Stamina ne l’avait pas fait, Freez vient s’en acquitter. Il en va de cette tradition dans le rap de représenter ses codes postaux. Le rappeur n’avait toujours pas offert de ballade à sa ville, il choisit de conter le spleen de son quartier, Le Blues Du Nord. Il revendique une description de ce qu’il voit de sa fenêtre, une vue du 18ème depuis ses toits. Mais assure non sans un sourire que « dans la forme ce n’est pas du tout école du 18 ». Freez, à la manière de ses comparses, ne fait que représenter ceux qui vivent « tellement tous éloignés de leurs foutus normes », les prisonniers de cette tour d’hiver car « ces temps-ci l’ambiance y est beaucoup plus morne ».
Hifi et JP Manova rejoignent Freez pour croiser le micro entre anciens. Voir plus loin que le ter-ter, « mener la guerre des nerfs, La Der Des Der ». Les percussions de Chilea’s donnent une couleur tribale au morceau. Vindicatifs, les MC’s rentrent en guerre du bout du stylo. Hifi y réaffirme ses origines noires, dénonce le blanc qui fait des « dollars sur le dos des dos argentés ». JP lui emboîte le pas, parfois cynique, toujours technique. Survivant qui ne s’est pas laissé « décimer dans l’épidémie » celui qui a pris des coups en a mis. Un flow rapide qui vient frapper à bâtons rompus sur les vendeurs d’idées reçues. Freez vient fermer le morceau avec une hargne jusqu’alors non explorée sur le projet. De la justice il ne voit que la gueule de Cerbère, si les autres c’est l’enfer, il faut mener cette Der Des Der. A Hifi de rétablir l’ordre, « c’est le son des grands ensembles, laisse les grands ensemble. »

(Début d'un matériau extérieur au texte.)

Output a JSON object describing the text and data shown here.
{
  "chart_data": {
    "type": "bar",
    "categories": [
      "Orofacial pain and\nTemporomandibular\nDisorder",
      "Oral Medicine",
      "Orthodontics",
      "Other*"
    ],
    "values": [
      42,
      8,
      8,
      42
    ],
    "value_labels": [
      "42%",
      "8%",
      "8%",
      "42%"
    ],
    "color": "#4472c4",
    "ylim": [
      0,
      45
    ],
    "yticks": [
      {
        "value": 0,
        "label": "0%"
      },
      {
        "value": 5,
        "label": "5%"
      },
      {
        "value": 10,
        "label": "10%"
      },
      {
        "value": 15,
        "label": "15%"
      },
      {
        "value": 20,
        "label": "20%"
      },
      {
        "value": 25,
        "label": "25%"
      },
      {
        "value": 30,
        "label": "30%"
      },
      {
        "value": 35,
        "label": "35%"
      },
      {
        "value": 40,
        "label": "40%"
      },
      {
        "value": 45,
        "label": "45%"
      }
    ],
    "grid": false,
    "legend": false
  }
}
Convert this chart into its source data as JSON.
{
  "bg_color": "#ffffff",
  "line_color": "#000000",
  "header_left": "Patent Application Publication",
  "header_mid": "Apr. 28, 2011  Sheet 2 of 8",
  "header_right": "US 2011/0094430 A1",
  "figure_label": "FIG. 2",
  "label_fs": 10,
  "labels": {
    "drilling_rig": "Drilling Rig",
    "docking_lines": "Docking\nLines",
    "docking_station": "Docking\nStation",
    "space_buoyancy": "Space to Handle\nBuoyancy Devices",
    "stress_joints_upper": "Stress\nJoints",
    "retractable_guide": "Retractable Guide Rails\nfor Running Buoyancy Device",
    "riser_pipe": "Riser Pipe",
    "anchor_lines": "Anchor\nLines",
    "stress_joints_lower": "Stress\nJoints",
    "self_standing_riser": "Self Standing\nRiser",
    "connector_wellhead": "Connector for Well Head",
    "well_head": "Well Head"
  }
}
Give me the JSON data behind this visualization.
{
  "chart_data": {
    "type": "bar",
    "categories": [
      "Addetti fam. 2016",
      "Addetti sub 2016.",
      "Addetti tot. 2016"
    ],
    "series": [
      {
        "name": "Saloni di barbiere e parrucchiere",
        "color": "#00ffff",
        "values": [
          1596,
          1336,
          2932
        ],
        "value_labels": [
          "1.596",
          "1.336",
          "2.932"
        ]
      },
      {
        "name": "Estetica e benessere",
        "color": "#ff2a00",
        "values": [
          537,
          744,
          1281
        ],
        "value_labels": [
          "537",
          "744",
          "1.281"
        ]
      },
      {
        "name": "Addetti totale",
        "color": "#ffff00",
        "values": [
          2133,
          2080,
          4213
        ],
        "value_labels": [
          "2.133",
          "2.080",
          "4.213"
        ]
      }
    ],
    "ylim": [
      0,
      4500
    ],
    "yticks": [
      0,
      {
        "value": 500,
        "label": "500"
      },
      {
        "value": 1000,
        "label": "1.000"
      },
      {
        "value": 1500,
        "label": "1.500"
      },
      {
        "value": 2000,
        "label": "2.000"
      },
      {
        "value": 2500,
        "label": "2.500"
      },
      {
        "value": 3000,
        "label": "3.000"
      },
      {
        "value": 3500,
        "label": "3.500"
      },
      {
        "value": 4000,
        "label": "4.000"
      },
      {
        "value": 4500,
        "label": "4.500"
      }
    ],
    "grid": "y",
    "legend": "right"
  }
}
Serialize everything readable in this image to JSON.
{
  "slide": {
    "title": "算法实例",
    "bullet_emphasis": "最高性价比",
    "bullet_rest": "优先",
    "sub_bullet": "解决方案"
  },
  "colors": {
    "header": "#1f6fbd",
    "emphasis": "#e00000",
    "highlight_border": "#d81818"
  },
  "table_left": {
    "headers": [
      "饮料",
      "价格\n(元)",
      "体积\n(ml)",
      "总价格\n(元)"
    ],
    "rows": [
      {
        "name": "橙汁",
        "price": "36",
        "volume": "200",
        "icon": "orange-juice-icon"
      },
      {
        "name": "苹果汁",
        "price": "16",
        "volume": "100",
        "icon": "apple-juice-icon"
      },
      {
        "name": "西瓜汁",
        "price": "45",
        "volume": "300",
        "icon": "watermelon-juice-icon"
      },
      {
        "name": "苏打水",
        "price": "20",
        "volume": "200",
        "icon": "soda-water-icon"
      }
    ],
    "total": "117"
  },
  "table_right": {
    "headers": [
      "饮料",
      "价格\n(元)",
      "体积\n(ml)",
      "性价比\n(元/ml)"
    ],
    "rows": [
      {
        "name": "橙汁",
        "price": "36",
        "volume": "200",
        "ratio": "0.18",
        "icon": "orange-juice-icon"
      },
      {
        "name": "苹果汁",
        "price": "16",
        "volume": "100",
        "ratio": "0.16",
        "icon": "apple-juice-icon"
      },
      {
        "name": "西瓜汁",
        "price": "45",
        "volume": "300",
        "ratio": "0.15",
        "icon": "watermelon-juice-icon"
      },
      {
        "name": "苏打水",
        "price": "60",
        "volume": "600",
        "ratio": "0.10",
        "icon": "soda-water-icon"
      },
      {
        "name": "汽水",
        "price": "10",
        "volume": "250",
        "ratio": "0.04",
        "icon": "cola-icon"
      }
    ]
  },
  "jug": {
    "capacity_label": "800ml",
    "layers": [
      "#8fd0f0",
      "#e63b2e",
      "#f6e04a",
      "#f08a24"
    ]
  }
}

Pour résumer ce projet il faut se le procurer, tenir entre ses mains la pochette, suivre le regard de Freez voyant passer une comète : « Dans tout ce merdier, j’ai les yeux levés vers le ciel, par espoir. J’ai horreur des trucs complètement bre-som, de la posture de l’artiste torturé. Regarde en l’air, tu verras que t’es pas si mal ». Une demi-heure fracturée par une interlude qui invite à revêtir le costume de l’Astronote. Une demi-heure à voir les minutes vides se remplir de tout ce qui fait de Freez un artiste complet. La haine et l’amour, la peine et la joie, ses frustrations et ses rêves, son environnement et finalement au loin, l’inconnu, le salut. Sur ses pas le chemin est pavé de noir, il vide les minutes, parachève sa lutte : face à lui se révèle une Trajectoire Aléatoire.